In the run up to the trial of a case in which we’re arguing that the B6C3F1 mouse ain’t a man and 1,3 butadiene ain’t a human carcinogen just because it causes cancer in the B6C3F1 mouse, out comes "Mice Fall Short as Test Subjects for Humans’ Deadly Ills" by Gina Kolata of the NYTimes. And it’s a bombshell. Kolata reports on the paper "Genomic responses in mouse models poorly mimic human inflammatory diseases" and its central finding that immune responses in the mouse, including those related to heart disease and cancer, are no more closely correlated with human responses to the same stimuli than the roll of a pair of dice. It’s the long-sought explanation as to why e.g.

"every one of nearly 150 drugs tested at a huge expense in patients with sepsis has failed. The drug tests all were based on studies in mice. And mice, it turns out, can have something that looks like sepsis in humans, but is very different from the condition in humans."

Good stuff, though not all that surprising if you’ve been following the sad tale of the development of drugs that cure cancer in mice yet have no effect in humans. And it doesn’t mean that all scientific studies done on mice are worthless. Far from it. The ability to produce for example so-called knockout mice, rodents lacking a particular gene required to make a particular protein, allows an otherwise forbidden glimpse into the workings of the tiny chemical factories that we call cells. Nevertheless, the study does shatter the assumption that those little factories in mice run just like their counterparts in humans.

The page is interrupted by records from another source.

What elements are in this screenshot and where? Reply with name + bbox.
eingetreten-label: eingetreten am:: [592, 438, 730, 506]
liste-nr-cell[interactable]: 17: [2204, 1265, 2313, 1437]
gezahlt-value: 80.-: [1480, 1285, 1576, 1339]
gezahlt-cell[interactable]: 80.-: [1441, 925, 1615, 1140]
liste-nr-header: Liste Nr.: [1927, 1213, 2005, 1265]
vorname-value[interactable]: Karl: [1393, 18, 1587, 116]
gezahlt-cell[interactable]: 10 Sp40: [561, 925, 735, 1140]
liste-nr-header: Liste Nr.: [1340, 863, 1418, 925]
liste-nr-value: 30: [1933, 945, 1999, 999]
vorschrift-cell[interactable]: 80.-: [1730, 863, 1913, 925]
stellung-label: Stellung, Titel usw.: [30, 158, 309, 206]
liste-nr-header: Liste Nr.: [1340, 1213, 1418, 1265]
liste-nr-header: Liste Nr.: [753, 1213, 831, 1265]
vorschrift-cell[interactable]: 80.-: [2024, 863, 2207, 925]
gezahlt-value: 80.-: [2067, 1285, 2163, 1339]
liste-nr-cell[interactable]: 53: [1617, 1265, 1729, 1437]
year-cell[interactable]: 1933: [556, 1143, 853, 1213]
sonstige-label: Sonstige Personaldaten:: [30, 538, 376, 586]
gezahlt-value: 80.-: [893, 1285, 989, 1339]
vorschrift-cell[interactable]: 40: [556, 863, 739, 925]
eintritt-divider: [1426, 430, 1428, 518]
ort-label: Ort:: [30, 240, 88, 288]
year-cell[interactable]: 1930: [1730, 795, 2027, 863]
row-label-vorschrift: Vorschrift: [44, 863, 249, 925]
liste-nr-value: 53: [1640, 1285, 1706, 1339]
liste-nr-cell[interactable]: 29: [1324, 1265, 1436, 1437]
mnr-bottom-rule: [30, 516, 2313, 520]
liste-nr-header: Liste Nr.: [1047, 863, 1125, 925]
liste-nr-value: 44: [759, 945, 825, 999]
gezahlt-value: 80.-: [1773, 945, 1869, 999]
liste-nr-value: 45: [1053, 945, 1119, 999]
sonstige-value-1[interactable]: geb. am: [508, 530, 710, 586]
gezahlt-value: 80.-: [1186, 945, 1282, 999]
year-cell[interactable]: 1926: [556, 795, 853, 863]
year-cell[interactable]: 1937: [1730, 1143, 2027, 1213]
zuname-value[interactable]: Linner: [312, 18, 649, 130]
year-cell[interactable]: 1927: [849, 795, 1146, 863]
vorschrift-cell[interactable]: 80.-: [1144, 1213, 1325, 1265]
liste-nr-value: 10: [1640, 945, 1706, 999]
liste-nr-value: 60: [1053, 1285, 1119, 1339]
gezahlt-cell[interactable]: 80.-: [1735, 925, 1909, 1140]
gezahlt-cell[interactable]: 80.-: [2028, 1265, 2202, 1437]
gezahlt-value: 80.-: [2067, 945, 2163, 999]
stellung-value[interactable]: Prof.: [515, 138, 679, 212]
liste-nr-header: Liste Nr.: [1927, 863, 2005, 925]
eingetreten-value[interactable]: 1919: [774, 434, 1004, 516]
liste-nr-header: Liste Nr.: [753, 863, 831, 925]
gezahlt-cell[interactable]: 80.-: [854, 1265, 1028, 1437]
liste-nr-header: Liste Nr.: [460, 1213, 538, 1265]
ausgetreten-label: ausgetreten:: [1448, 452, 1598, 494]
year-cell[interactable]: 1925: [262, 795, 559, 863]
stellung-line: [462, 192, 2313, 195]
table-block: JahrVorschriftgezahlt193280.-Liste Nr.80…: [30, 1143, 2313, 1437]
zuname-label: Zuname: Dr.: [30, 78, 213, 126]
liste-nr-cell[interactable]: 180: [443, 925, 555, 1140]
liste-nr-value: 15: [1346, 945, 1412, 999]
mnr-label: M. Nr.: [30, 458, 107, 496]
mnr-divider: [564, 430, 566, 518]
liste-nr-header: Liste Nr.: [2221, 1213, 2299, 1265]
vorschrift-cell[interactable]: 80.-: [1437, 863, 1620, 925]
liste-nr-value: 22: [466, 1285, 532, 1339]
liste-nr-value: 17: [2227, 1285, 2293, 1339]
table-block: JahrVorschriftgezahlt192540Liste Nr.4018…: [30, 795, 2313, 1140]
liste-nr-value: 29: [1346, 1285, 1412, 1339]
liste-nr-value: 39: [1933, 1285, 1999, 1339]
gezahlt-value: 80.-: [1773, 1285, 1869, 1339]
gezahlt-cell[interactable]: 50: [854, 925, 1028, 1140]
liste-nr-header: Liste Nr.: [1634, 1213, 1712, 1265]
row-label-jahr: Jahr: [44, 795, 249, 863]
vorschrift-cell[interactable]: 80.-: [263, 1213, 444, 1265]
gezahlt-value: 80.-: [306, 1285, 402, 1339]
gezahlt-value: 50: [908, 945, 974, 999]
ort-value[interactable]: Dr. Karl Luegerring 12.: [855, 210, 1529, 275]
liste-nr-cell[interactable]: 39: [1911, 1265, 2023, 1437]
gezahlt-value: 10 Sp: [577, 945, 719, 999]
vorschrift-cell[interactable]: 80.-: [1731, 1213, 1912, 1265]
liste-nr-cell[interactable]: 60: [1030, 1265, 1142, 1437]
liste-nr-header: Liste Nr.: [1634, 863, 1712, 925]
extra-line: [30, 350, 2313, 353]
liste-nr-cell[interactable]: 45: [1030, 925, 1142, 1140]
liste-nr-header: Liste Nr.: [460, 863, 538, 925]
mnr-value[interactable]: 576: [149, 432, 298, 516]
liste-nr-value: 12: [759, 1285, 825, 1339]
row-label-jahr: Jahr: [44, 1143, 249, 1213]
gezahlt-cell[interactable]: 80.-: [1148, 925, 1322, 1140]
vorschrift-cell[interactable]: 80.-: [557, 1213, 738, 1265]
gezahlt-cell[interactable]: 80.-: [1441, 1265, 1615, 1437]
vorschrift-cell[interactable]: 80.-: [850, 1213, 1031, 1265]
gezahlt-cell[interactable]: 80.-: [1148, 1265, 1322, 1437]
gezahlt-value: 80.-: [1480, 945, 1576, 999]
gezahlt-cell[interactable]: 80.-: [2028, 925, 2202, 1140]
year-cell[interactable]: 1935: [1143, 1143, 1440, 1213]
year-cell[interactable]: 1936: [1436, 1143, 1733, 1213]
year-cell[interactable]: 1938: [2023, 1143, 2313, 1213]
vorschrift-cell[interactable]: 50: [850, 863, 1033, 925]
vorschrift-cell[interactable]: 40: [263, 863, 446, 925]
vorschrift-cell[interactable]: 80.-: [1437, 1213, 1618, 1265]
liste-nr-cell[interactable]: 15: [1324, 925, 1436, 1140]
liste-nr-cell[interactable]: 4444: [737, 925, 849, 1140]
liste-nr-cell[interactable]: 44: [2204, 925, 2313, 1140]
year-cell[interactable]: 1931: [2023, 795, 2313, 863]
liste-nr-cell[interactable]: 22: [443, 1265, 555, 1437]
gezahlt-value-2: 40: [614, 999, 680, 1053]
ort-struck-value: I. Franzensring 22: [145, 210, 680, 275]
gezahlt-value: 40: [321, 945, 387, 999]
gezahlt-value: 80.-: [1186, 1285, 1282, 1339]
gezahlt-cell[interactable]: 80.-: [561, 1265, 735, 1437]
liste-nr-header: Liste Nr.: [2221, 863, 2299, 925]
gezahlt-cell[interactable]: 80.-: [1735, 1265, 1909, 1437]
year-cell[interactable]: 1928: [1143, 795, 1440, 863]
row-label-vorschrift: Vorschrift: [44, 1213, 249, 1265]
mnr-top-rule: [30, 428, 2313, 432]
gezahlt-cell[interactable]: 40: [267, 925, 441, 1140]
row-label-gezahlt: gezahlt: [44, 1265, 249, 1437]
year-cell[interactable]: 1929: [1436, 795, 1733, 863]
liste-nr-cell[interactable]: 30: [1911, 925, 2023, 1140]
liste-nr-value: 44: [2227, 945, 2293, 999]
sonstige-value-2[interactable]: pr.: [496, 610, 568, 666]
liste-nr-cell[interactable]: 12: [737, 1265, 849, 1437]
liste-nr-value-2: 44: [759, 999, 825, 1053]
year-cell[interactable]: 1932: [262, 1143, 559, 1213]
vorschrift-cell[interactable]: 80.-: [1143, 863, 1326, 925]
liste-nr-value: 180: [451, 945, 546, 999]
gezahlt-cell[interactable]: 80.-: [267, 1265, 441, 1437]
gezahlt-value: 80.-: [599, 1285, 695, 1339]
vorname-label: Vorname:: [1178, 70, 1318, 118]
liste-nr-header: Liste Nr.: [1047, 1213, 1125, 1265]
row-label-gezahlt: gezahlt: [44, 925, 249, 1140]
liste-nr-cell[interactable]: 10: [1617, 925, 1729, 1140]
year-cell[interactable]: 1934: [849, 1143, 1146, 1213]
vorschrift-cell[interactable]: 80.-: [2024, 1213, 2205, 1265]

However, that’s not the end of the story. If you read the whole thing you’ll find this:

The study’s investigators tried for more than a year to publish their paper, which showed that there was no relationship between the genetic responses of mice and those of humans. They submitted it to the publications Science and Nature, hoping to reach a wide audience. It was rejected from both.

… reviewers did not point out scientific errors. Instead, [one of the authors] said, “the most common response was, ‘It has to be wrong. I don’t know why it is wrong, but it has to be wrong’ ”

which leads to our final point. Daubert’s peer review factor was intended to serve as an independent indicator of reliability. The Court assumed that disinterested scientists on the lookout for bad science served as gatekeepers of the journals through which "scientific knowledge" was disseminated. Perhaps when there were far fewer journals and far fewer academics desperate to be published peer reviewers served such a function. Nowadays they too often serve the status quo – barring from publication the sort of disruptive findings that would discomfit the guild they serve. Thus, if we’re not careful, does Daubert risk being effectively transmuted, at least in part, into Frye – i.e. a test of general acceptance rather than a test of sound science.